Beatniks

“Don’t fret cat, it’s all bells. Non abbiamo pane per i nostri denti, ma comunque non è la nostra specialità. So dig the crazy scene and don’t be such a drag”.

I beats hanno abbandonato la vita idilliaca promessa dalla periferia degli anni ’50, facendo la loro casa nei fumosi jazz club dell’utopia urbana. Erano i veri ribelli al conformismo e alle credenze borghesi, rifiutando lo stile di vita convenzionale della middle-America per un modo di vivere alla moda e malconcio.

Parlavano diversamente, avevano un aspetto diverso ed erano strani gatti rispetto a tutti gli altri.

La ribellione del Rock &Roll era una cosa, ma questa scena fuori dagli schemi era diversa da qualsiasi cosa mamma e papà avessero visto prima.

La maggior parte dei beat non era materiale militare, né erano conformisti pronti a cercare il mondo aziendale. Erano liberi pensatori come i fondatori Allen Ginsberg, Neal Cassady, William Burroughs e Jack Kerouac, tutti amici e scrittori.

I beat si immergevano nella vita, nella filosofia, nella poesia, nell’arte, nella musica, nella politica e nella strada. Il padrino beat Jack Kerouac scrisse delle loro peregrinazioni nella quintessenza della bibbia beat On the Road (1957), e musicisti jazz come Dizzy Gillespie contribuirono allo slang bebop così come alle sue caratteristiche tonalità scure e al berretto.

Allen Ginsberg liquidò il termine ‘beatnik’, dicendo: “sembra una parola di insulto applicata di solito alle persone interessate alle arti.”

I beatnik gravitavano verso le caffetterie (a loro si deve in gran parte la mania dell’espresso e del cappuccino) o i club folk o jazz, dove potevano condividere i loro pensieri, versi e musica.

Rifiutavano lo stile greaser di magliette e jeans, così come lo stile squadrato di gonne a barboncino e scarpe da sella. Invece, i ragazzi indossavano felpe e chinos larghi con sandali huarache in pelle, mentre le donne indossavano body neri e gonne dritte con sandali o scarpette da ballo.

Gli uomini si lasciavano crescere i capelli più lunghi mentre le donne li tagliavano corti con il taglio gamine o riccio. I berretti sormontano la corona di tutti, e i gioielli d’argento della cultura dei nativi americani dimostrano la loro simpatia per le cause sociali.

La moda dark dei beat riecheggia lo stato psicologico opprimente in cui vivono. Il nero divenne sinonimo di chic, e l’angoscia era il miglior accessorio.

Il look beat era una tendenza anticonformista (che ne dite di un ossimoro?), ma ciò non impedì a TV e film di concentrarsi sullo stile.

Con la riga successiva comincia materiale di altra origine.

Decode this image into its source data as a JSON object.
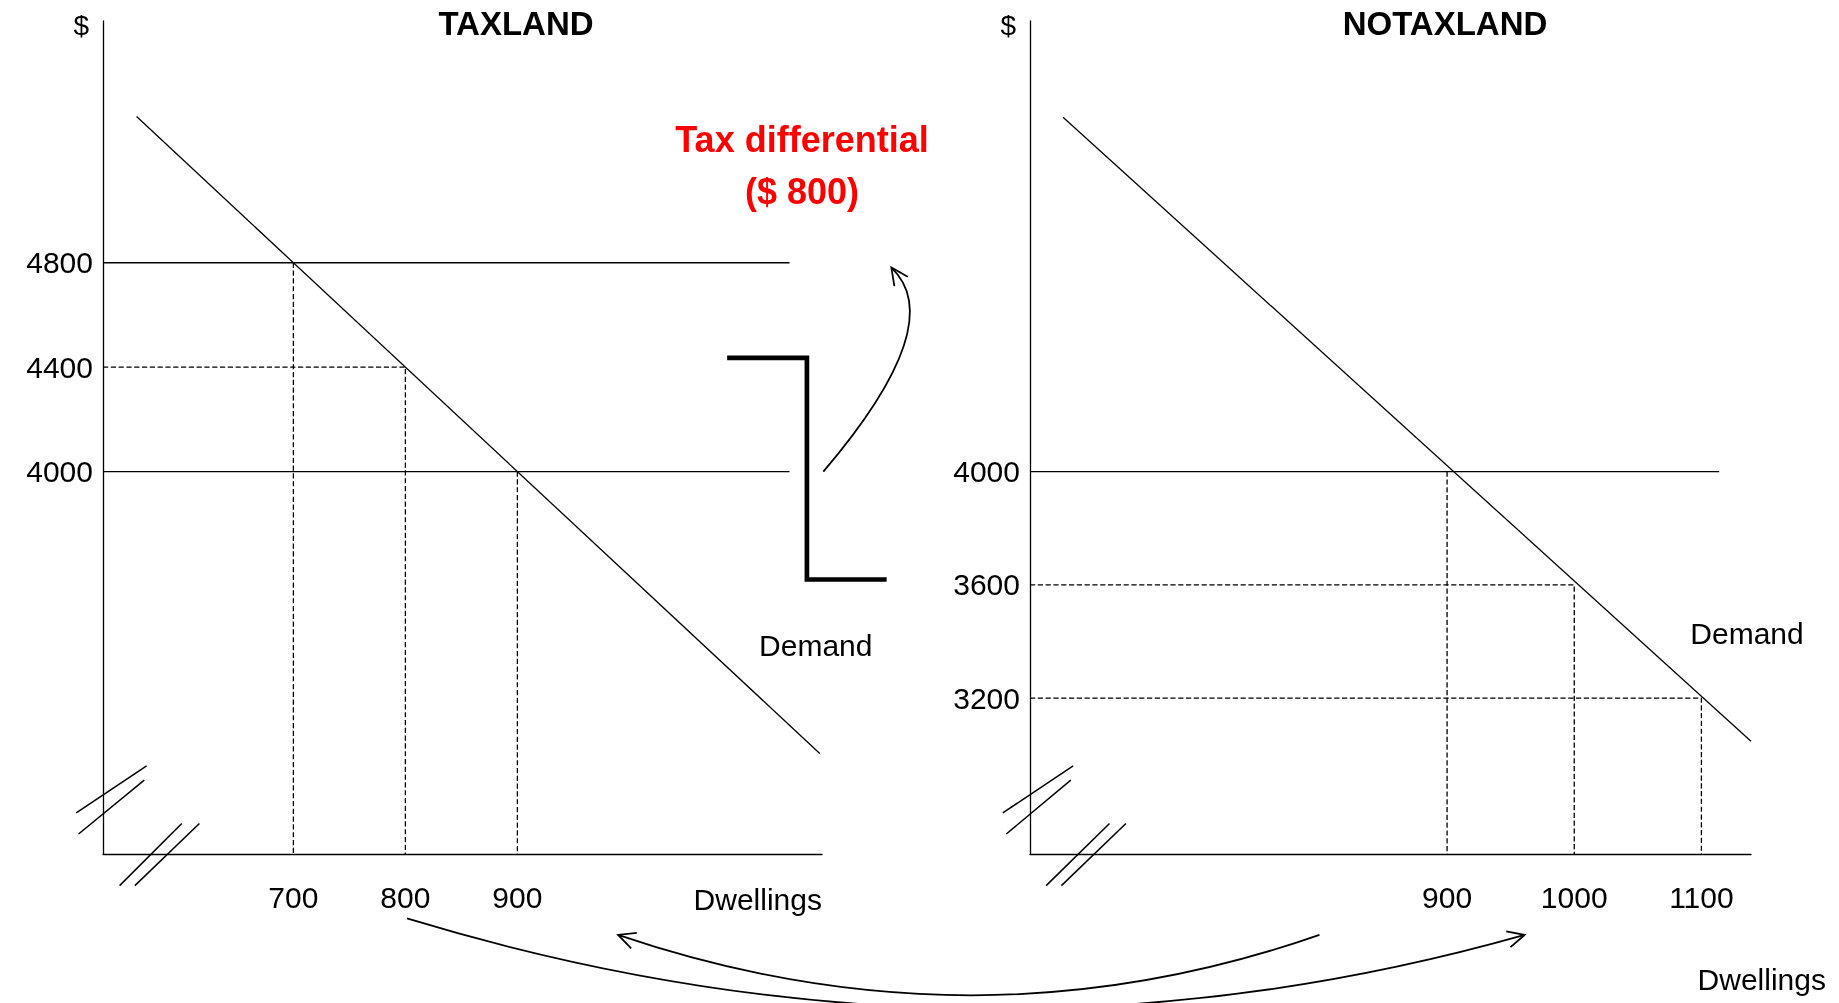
{
  "chart_data": [
    {
      "type": "line",
      "title": "TAXLAND",
      "xlabel": "Dwellings",
      "ylabel": "$",
      "xlim": [
        530,
        1172
      ],
      "ylim": [
        2535,
        5726
      ],
      "xticks": [
        700,
        800,
        900
      ],
      "yticks": [
        4000,
        4400,
        4800
      ],
      "grid": false,
      "legend": false,
      "marker": "none",
      "annotations": [
        "Tax differential\n($ 800)"
      ],
      "series": [
        {
          "name": "Demand",
          "color": "#000000",
          "x": [
            560,
            1170
          ],
          "values": [
            5360,
            2920
          ]
        },
        {
          "color": "#000000",
          "x": [
            530,
            1143
          ],
          "values": [
            4800,
            4800
          ]
        },
        {
          "color": "#000000",
          "x": [
            530,
            1143
          ],
          "values": [
            4000,
            4000
          ]
        },
        {
          "color": "#000000",
          "line_style": "dashed",
          "x": [
            530,
            800,
            800
          ],
          "values": [
            4400,
            4400,
            2535
          ]
        },
        {
          "color": "#000000",
          "line_style": "dashed",
          "x": [
            700,
            700
          ],
          "values": [
            4800,
            2535
          ]
        },
        {
          "color": "#000000",
          "line_style": "dashed",
          "x": [
            900,
            900
          ],
          "values": [
            4000,
            2535
          ]
        }
      ]
    },
    {
      "type": "line",
      "title": "NOTAXLAND",
      "xlabel": "Dwellings",
      "ylabel": "$",
      "xlim": [
        572,
        1139
      ],
      "ylim": [
        2649,
        5592
      ],
      "xticks": [
        900,
        1000,
        1100
      ],
      "yticks": [
        3200,
        3600,
        4000
      ],
      "grid": false,
      "legend": false,
      "marker": "none",
      "series": [
        {
          "name": "Demand",
          "color": "#000000",
          "x": [
            598,
            1139
          ],
          "values": [
            5252,
            3047
          ]
        },
        {
          "color": "#000000",
          "x": [
            572,
            1114
          ],
          "values": [
            4000,
            4000
          ]
        },
        {
          "color": "#000000",
          "line_style": "dashed",
          "x": [
            572,
            1000,
            1000
          ],
          "values": [
            3600,
            3600,
            2649
          ]
        },
        {
          "color": "#000000",
          "line_style": "dashed",
          "x": [
            572,
            1100,
            1100
          ],
          "values": [
            3200,
            3200,
            2649
          ]
        },
        {
          "color": "#000000",
          "line_style": "dashed",
          "x": [
            900,
            900
          ],
          "values": [
            4000,
            2649
          ]
        }
      ]
    }
  ]
}
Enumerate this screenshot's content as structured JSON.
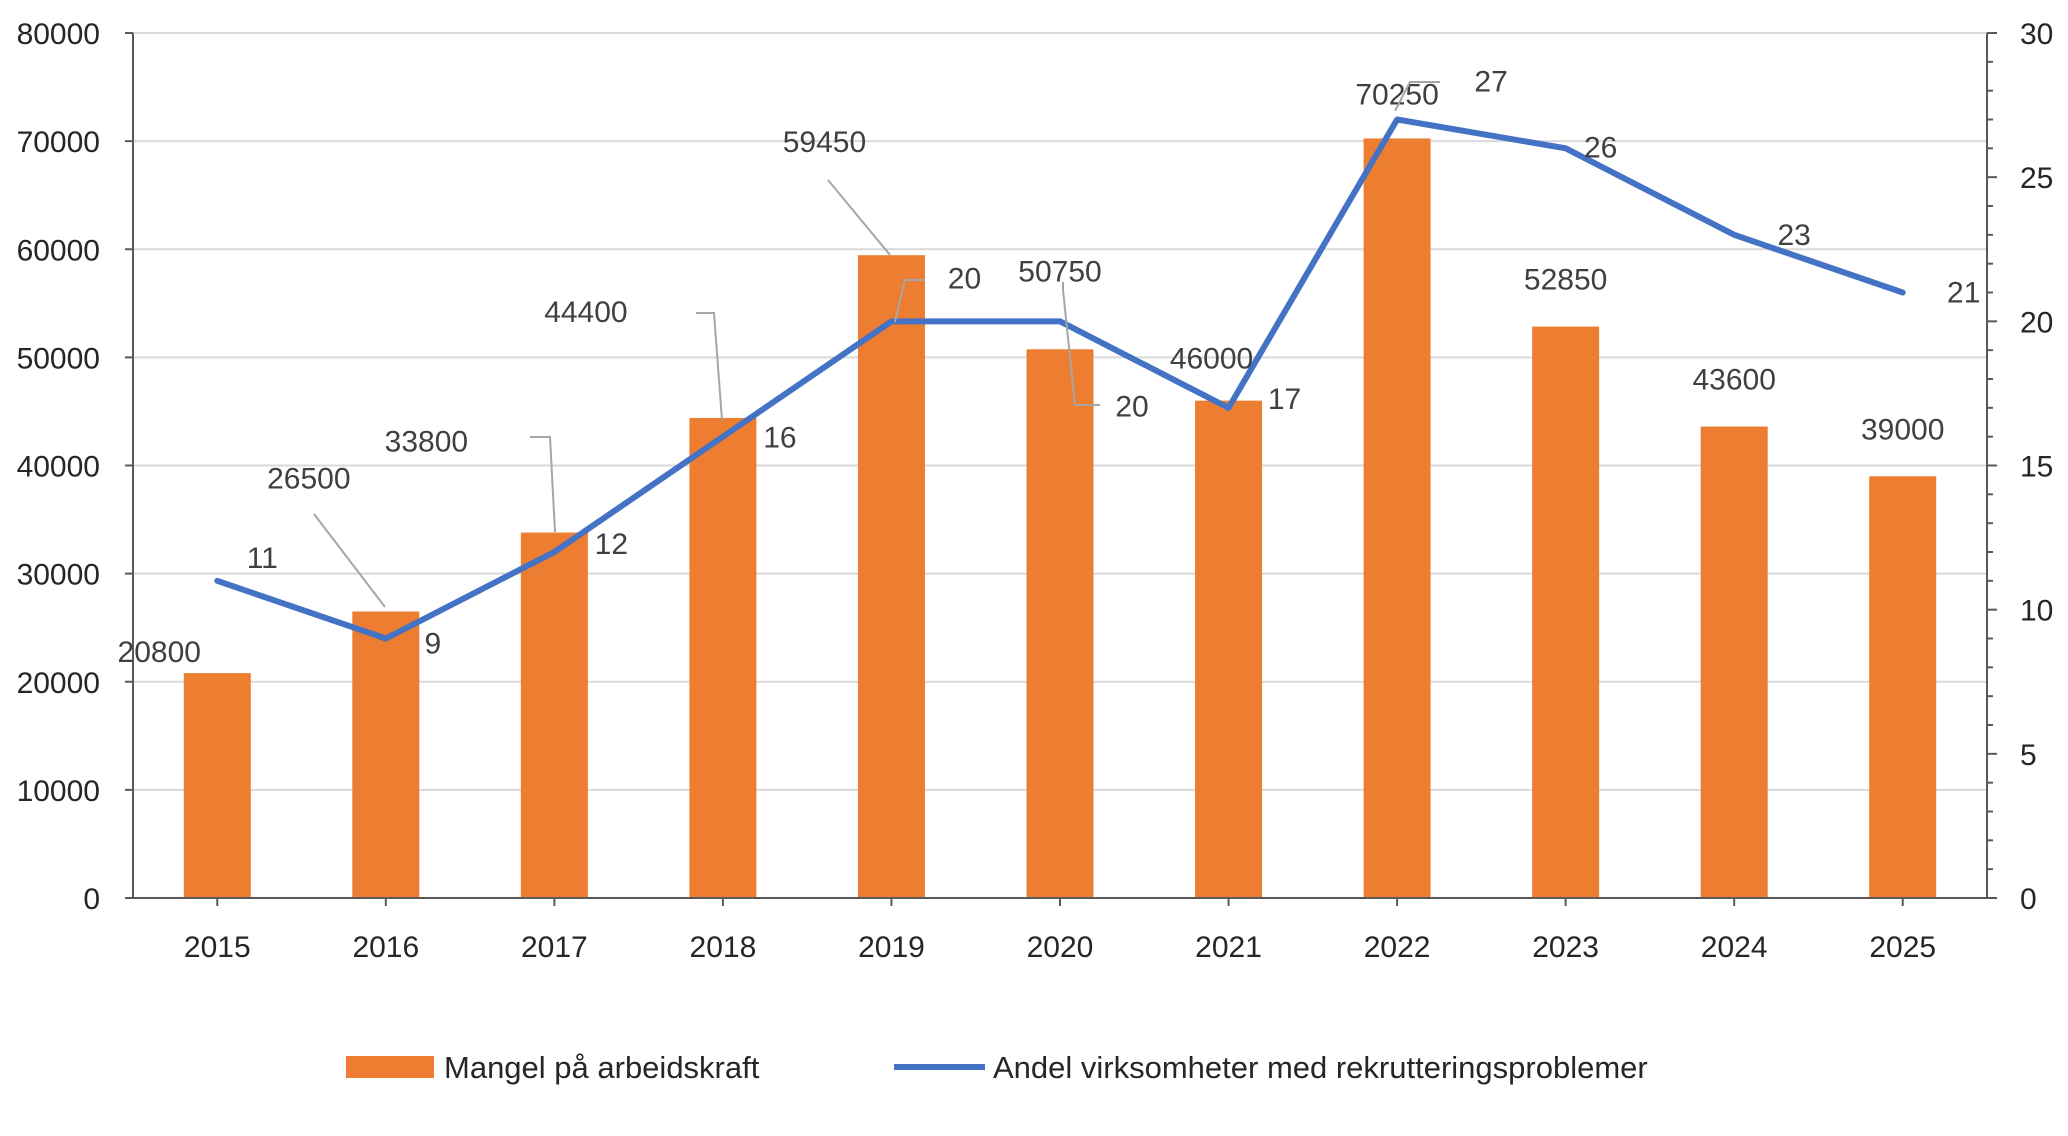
{
  "chart_data": {
    "type": "bar",
    "categories": [
      "2015",
      "2016",
      "2017",
      "2018",
      "2019",
      "2020",
      "2021",
      "2022",
      "2023",
      "2024",
      "2025"
    ],
    "series": [
      {
        "name": "Mangel på arbeidskraft",
        "type": "bar",
        "axis": "left",
        "color": "#ED7D31",
        "values": [
          20800,
          26500,
          33800,
          44400,
          59450,
          50750,
          46000,
          70250,
          52850,
          43600,
          39000
        ],
        "labels": [
          "20800",
          "26500",
          "33800",
          "44400",
          "59450",
          "50750",
          "46000",
          "70250",
          "52850",
          "43600",
          "39000"
        ]
      },
      {
        "name": "Andel virksomheter med rekrutteringsproblemer",
        "type": "line",
        "axis": "right",
        "color": "#4472C4",
        "values": [
          11,
          9,
          12,
          16,
          20,
          20,
          17,
          27,
          26,
          23,
          21
        ],
        "labels": [
          "11",
          "9",
          "12",
          "16",
          "20",
          "20",
          "17",
          "27",
          "26",
          "23",
          "21"
        ]
      }
    ],
    "ylim_left": [
      0,
      80000
    ],
    "ylim_right": [
      0,
      30
    ],
    "yticks_left": [
      "0",
      "10000",
      "20000",
      "30000",
      "40000",
      "50000",
      "60000",
      "70000",
      "80000"
    ],
    "yticks_right": [
      "0",
      "5",
      "10",
      "15",
      "20",
      "25",
      "30"
    ],
    "grid": true,
    "legend_position": "bottom"
  }
}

Lo stile beatnik di Maynard G. Krebs in The Many Loves of Dobie Gillis era beat-ish, con felpa consumata, chinos sciatti e pizzetto, mentre l’hipness hepcat di Audrey Hepburn in Funny Face (1957) era indimenticabile: taglio di capelli da gamine, body nero e leggings Capri con ballerine.

Ernest Hemingway aveva soprannominato il dopoguerra ‘la generazione perduta’, mentre questa nuova lega di solitari letterari del secondo dopoguerra divenne nota come Beat Generation.

Sebbene fossero beat, certamente non erano persi, e il loro riff prefigurava la promessa hippie di accettazione universale e amore fraterno che sarebbe arrivata negli anni 60. Hanno scherzato al suono dei bonghi, ed era pesante, amico. Dig.

All’inizio degli anni ’60, i beatniks erano diventati in gran parte figure di divertimento, stereotipati nella stampa e nei film come barbe strane vestite di nero, che assumono droghe, che pronunciano poesie povere e danno pacche sui bonghi.

Il film del comico britannico Tony Hancock del 1961 The Rebel (intitolato Call Me Genius negli Stati Uniti) lo vedeva prendere in giro il gruppo di artisti beatnik d’avanguardia (uno dei quali è incongruamente interpretato da un giovanissimo Oliver Reed).

Poi nel gennaio 1962 arrivò quello che deve essere stato il chiodo finale sulla bara dei beatnik, quando un articolo del New Musical Express titolava “They Plan To Make Pat Boone A Beatnik”.

Dalla metà degli anni ’60 i beatnik erano stati sostituiti nella disaffezione del pubblico mainstream dagli hippy – che portarono la torcia adottando Allen Ginsberg come guru della contro-cultura per la loro stessa generazione.

Si trattava di un’altra generazione, quella dei beatnik.